This NFL football season has seen the rise of the Denver Broncos into first place in their division. You might be awed by this fact (or not!), but forget this truth: most of the players and coaches on this year’s roster were not on last year’s roster. They were fired, traded, and waived. The lesson is simple: if things are not what you want, fire everyone!
But, as I have noted several times, sports is not like business. In business, a manager taking over a team can’t “fire everyone.” There are HR rules for that and you simply showing up as a manager for a team doesn’t mean you get to break the HR rules. But if you want to improve your team, how do you do it?
Ignore the advice of the former manager; this is your team
Every good manager tells an incoming manager about their team. John does this and Mary does that. Take it all with a grain of salt.
When you come on the team as a manager (or, for that matter, a new team member), the team dynamic changes. The team needs to rebuild because it is no longer the same. So listen to what the manager says, but make your own judgment about the individuals on the team. The former manager isn’t evaluated anymore on your team, you are.
Value the individual first, the team will come later
Yes, there is an “I” in team. Part of that is the individual being responsible for delivering work. But part of that is a manager recognizing individual performance. This is especially true if an individual’s work is not seen as contributing to the team. If the team doesn’t recognize the contribution, you need to show how it does. It improves the individual’s standing in the team and makes the rest of the team question what is a contribution and what isn’t.
That doesn’t mean you ignore the team dynamic, just ensure that each team member is recognized for their contribution to the work.
Determine an individual’s strengths for the work
When I interviewed all of the members of my new teams, I always asked them what their strength was for the work. The answers I got varied; that’s to be expected. The surprising outcome, however, was what the person said their strength was on the job rarely was. It was usually something else.
For example, I had a person who said his strength was his ability to analyze business processes and improve them. The reality was his strength was knowing how to get something done when the process got in the way and we needed to do something different outside the process.
Listen to what your employee says is their strength — but make your own judgment.
Give work to feed the strengths, starve the weaknesses
Too many managers dish out work without thinking about the strengths and weaknesses of the individuals on their team. Others want to help improve the weakness of a person, so they give them work that fits their weaknesses.
That’s dumb. Give people more of what they are good at doing. Since they are good at doing it, they will get it done faster, with greater quality and with more engagement in the work. Isn’t that what we want our employees to do?
Expect strong performance from each member of your team
When you supply a higher set of performance expectations from an individual — and help them to achieve them — you raise the overall performance of a team. How many managers have you heard say something like “Oh, that’s Joe. He will never be a superstar, so don’t give him anything important to do.”

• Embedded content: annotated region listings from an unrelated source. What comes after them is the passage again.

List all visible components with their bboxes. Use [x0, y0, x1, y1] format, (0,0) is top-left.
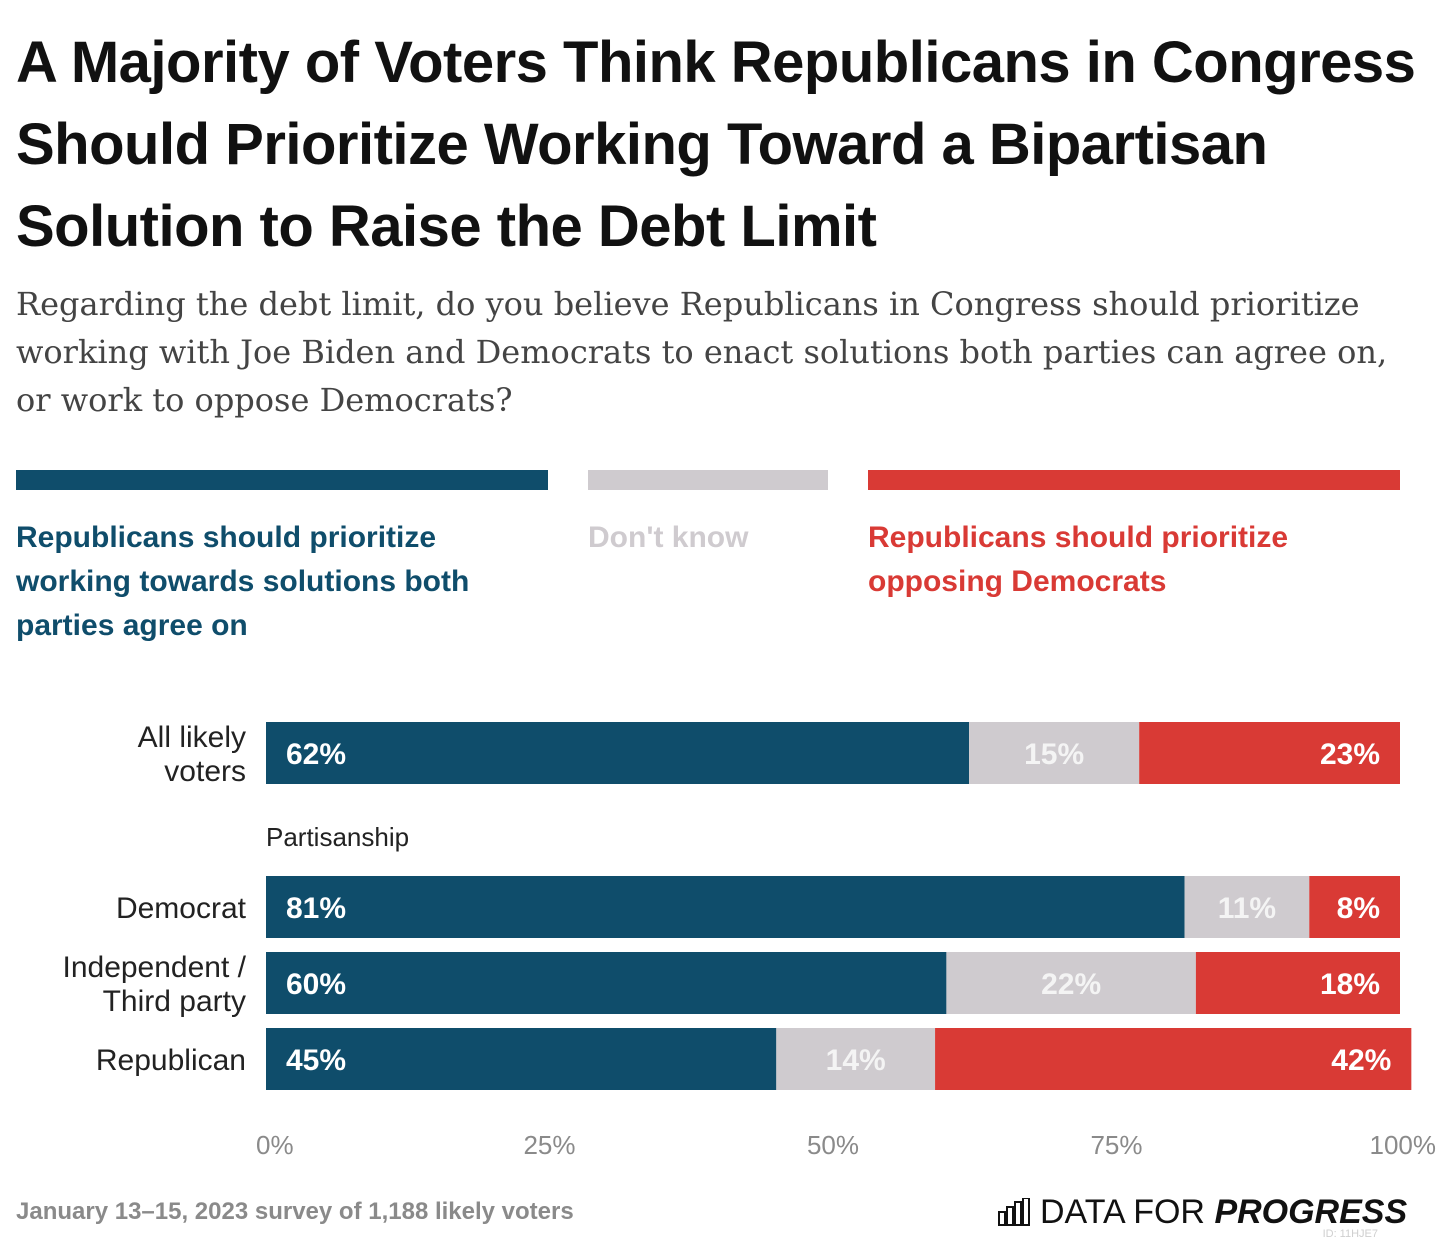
bar-segment-independent-third-party-dont-know — [946, 952, 1196, 1014]
bar-segment-republican-dont-know — [776, 1028, 936, 1090]
x-tick-label-75: 75% — [1090, 1130, 1142, 1160]
legend-item-dont-know: Don't know — [588, 470, 828, 560]
bar-segment-democrat-oppose — [1309, 876, 1400, 938]
bar-segment-republican-work-together — [266, 1028, 777, 1090]
brand-text-bold: PROGRESS — [1214, 1193, 1408, 1231]
group-label-partisanship: Partisanship — [266, 822, 409, 852]
data-label-democrat-dont-know: 11% — [1218, 892, 1276, 925]
legend-swatch-oppose — [868, 470, 1400, 490]
data-label-republican-dont-know: 14% — [826, 1044, 886, 1077]
x-tick-label-100: 100% — [1370, 1130, 1437, 1160]
bar-segment-democrat-dont-know — [1184, 876, 1310, 938]
bar-segment-independent-third-party-work-together — [266, 952, 947, 1014]
brand-text-plain: DATA FOR — [1040, 1193, 1205, 1231]
data-label-all-likely-voters-oppose: 23% — [1320, 738, 1380, 771]
bar-segment-independent-third-party-oppose — [1195, 952, 1400, 1014]
category-label-independent-third-party: Independent / Third party — [62, 951, 246, 1018]
data-label-independent-third-party-work-together: 60% — [286, 968, 346, 1001]
category-label-republican: Republican — [96, 1044, 246, 1077]
data-label-independent-third-party-oppose: 18% — [1320, 968, 1380, 1001]
data-label-all-likely-voters-dont-know: 15% — [1024, 738, 1084, 771]
data-label-democrat-oppose: 8% — [1337, 892, 1380, 925]
bar-segment-all-likely-voters-work-together — [266, 722, 970, 784]
chart-title: A Majority of Voters Think Republicans i… — [16, 30, 1416, 259]
bar-segment-all-likely-voters-oppose — [1139, 722, 1400, 784]
legend-label-work-together: Republicans should prioritize working to… — [16, 521, 470, 642]
chart-id: ID: 11HJE7 — [1322, 1228, 1378, 1240]
data-label-democrat-work-together: 81% — [286, 892, 346, 925]
bar-segment-republican-oppose — [935, 1028, 1412, 1090]
bar-segment-all-likely-voters-dont-know — [969, 722, 1140, 784]
bar-chart-logo-icon — [998, 1198, 1030, 1226]
category-label-democrat: Democrat — [116, 892, 247, 925]
survey-note: January 13–15, 2023 survey of 1,188 like… — [16, 1198, 574, 1225]
legend-swatch-work-together — [16, 470, 548, 490]
brand-logo: DATA FOR PROGRESS — [998, 1190, 1408, 1234]
chart-subtitle: Regarding the debt limit, do you believe… — [16, 285, 1388, 419]
x-tick-label-25: 25% — [523, 1130, 575, 1160]
legend-swatch-dont-know — [588, 470, 828, 490]
brand-wordmark: DATA FOR PROGRESS — [1040, 1190, 1407, 1234]
data-label-republican-work-together: 45% — [286, 1044, 346, 1077]
data-label-republican-oppose: 42% — [1331, 1044, 1391, 1077]
legend-item-oppose: Republicans should prioritize opposing D… — [868, 470, 1400, 604]
legend-label-oppose: Republicans should prioritize opposing D… — [868, 521, 1289, 598]
data-label-independent-third-party-dont-know: 22% — [1041, 968, 1101, 1001]
x-tick-label-0: 0% — [256, 1130, 294, 1160]
legend-item-work-together: Republicans should prioritize working to… — [16, 470, 548, 648]
x-tick-label-50: 50% — [807, 1130, 859, 1160]
data-label-all-likely-voters-work-together: 62% — [286, 738, 346, 771]
category-label-all-likely-voters: All likely voters — [138, 721, 246, 788]
bar-segment-democrat-work-together — [266, 876, 1185, 938]
legend-label-dont-know: Don't know — [588, 521, 749, 554]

Managers assign stardom through the work they delegate. If you can’t figure out the strength of a person and give the right work to them, of course they won’t shine. Give them the right stuff and you will get the maximum effort and production from a person who wants to deliver result
You can’t fire everyone, so you need to figure out how to get the best performance from your team.
Wouldn’t you want to work for a manager who figured out your strengths for the work, gave you work that matched your strengths, ignored the previous manager’s analysis and expected strong performance?